Gustaf H. Carlson School of Chemistry and Biochemistry, Clark University , 950 Main Street, Worcester, Massachusetts 01610, United States.
Department of Mathematics and Computer Science, Clark University , 950 Main Street, Worcester, Massachusetts 01610, United States.
J Phys Chem B. 2017 Oct 26;121(42):9838-9847. doi: 10.1021/acs.jpcb.7b07528. Epub 2017 Oct 17.
Molecular dynamics simulations have become an important tool for the study of structures, dynamics, and functions of biomolecules. Time scales and force field accuracy are key factors for the reliability of these simulations. With the advancement of computational platforms and simulation technologies, all-atom simulations of proteins in explicitly represented aqueous solutions can reach as long as milliseconds. However, there are indications of minor force field flaws in literature. In this work we present our observations on force field accuracy under uncommon conditions. We performed molecular dynamics simulations of BBL refolding in aqueous solutions of acidic pH and high salt concentrations (up to 6 M) with the AMBER99SB-ILDN force field for a microsecond time scale.

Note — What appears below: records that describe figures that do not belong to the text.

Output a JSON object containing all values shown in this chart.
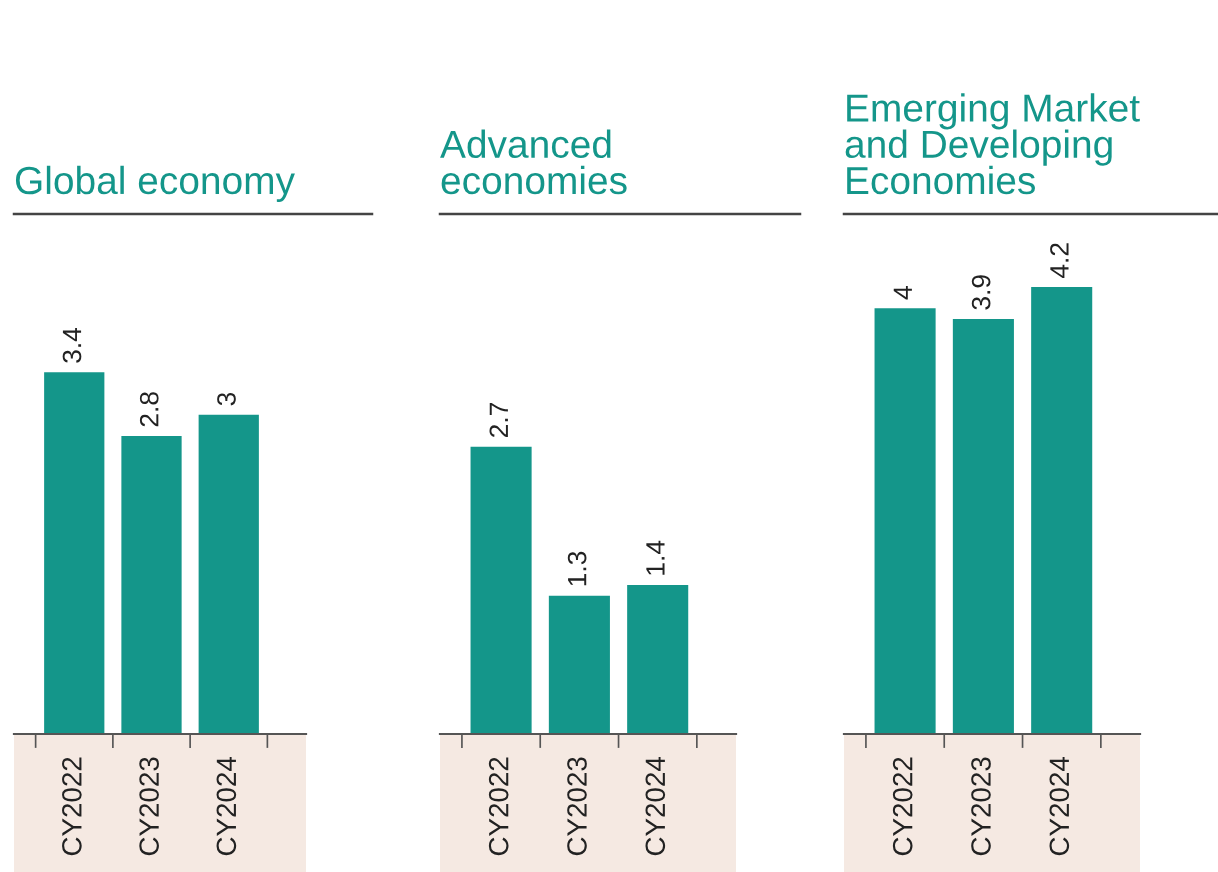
{
  "chart_data": [
    {
      "type": "bar",
      "title": "Global economy",
      "categories": [
        "CY2022",
        "CY2023",
        "CY2024"
      ],
      "values": [
        3.4,
        2.8,
        3
      ],
      "color": "#14968a",
      "data_labels": true
    },
    {
      "type": "bar",
      "title": "Advanced economies",
      "categories": [
        "CY2022",
        "CY2023",
        "CY2024"
      ],
      "values": [
        2.7,
        1.3,
        1.4
      ],
      "color": "#14968a",
      "data_labels": true
    },
    {
      "type": "bar",
      "title": "Emerging Market and Developing Economies",
      "categories": [
        "CY2022",
        "CY2023",
        "CY2024"
      ],
      "values": [
        4,
        3.9,
        4.2
      ],
      "color": "#14968a",
      "data_labels": true
    }
  ]
}
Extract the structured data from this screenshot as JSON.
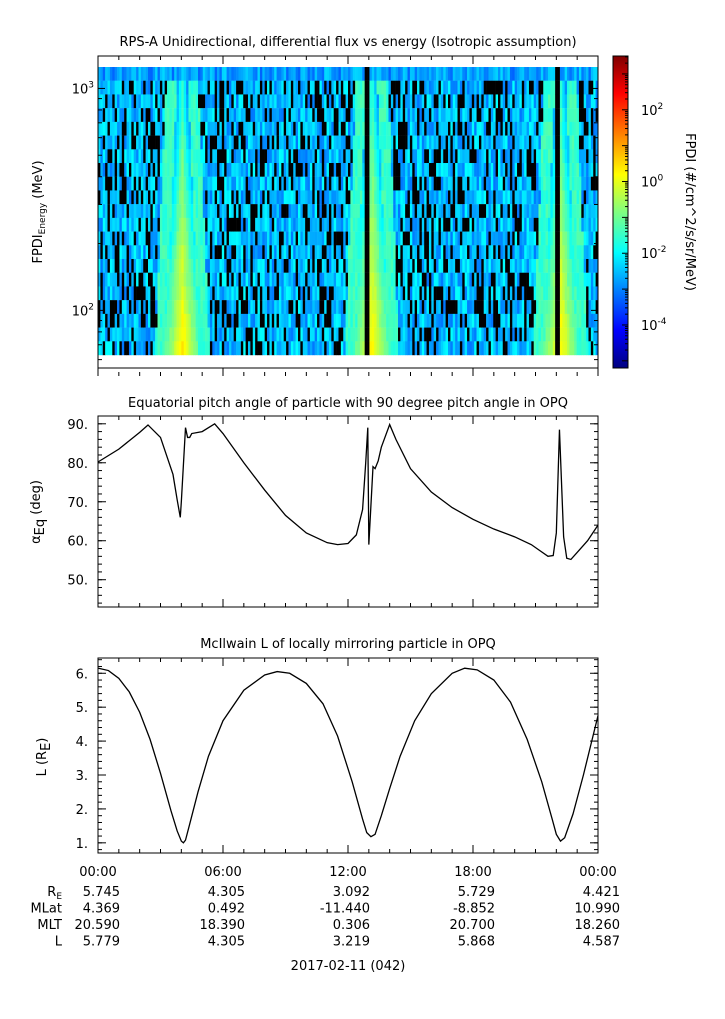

The reliability of the simulations relies on the accuracy of the physical models of protein, water, and ions. Our simulations show the same trend as experiments: higher salt concentration facilities refolding. However, we have observed the presence of β-sheet in the native helical region as well as α-helix and β-sheet in the native loop region. Some of the nonnative secondary structures are even more stable than native helices. Aside from the secondary structure issue under the uncommon conditions, we have found that the rigidity of glycine dihedral angles in the loop region leads to low root-mean-square deviations but large topological differences from the native structure. Whether this is due to a force field deficiency or not needs further investigations. Recently developed ion parameters exhibit evident liquid features even in the 6 M LiCl solution. However, cation-anion interactions in TIP3P water still seem too strong, leading to high fractions of contact ion pairs. We do not find any specific ion-binding motif, thus we conclude that the effect of salt is a nonspecific electrostatic screening in our simulations. Our observations on the AMBER force field performance under acidic conditions and high salt concentrations show that simulations under extreme conditions can provide informative tests of physical models.
分子动力学模拟已成为研究生物分子结构、动态和功能的重要工具。时间尺度和力场精度是这些模拟可靠性的关键因素。随着计算平台和模拟技术的进步,在明确表示的水溶液中对蛋白质进行全原子模拟可以达到长达毫秒的时间尺度。然而,文献中确实存在一些力场缺陷的迹象。在这项工作中,我们提出了在不常见条件下对力场精度的观察结果。我们使用 AMBER99SB-ILDN 力场在酸性 pH 和高盐浓度(高达 6 M)的水溶液中进行 BBL 重折叠的分子动力学模拟,时间尺度为微秒。模拟的可靠性依赖于蛋白质、水和离子的物理模型的准确性。我们的模拟显示与实验相同的趋势:较高的盐浓度有利于重折叠。然而,我们观察到在天然螺旋区域存在β-折叠,以及在天然环区域存在α-螺旋和β-折叠。一些非天然二级结构甚至比天然螺旋更稳定。除了不常见条件下的二级结构问题外,我们还发现环区域中甘氨酸二面角的刚性导致均方根偏差较低,但与天然结构的拓扑差异较大。这是否是由于力场缺陷引起的,还需要进一步研究。最近开发的离子参数即使在 6 M LiCl 溶液中也表现出明显的液体特征。然而,TIP3P 水中的阳离子-阴离子相互作用似乎仍然太强,导致接触离子对的比例很高。我们没有发现任何特定的离子结合模式,因此我们得出结论,在我们的模拟中,盐的作用是非特异性静电屏蔽。我们对 AMBER 力场在酸性条件和高盐浓度下的性能观察表明,极端条件下的模拟可以为物理模型提供有价值的测试。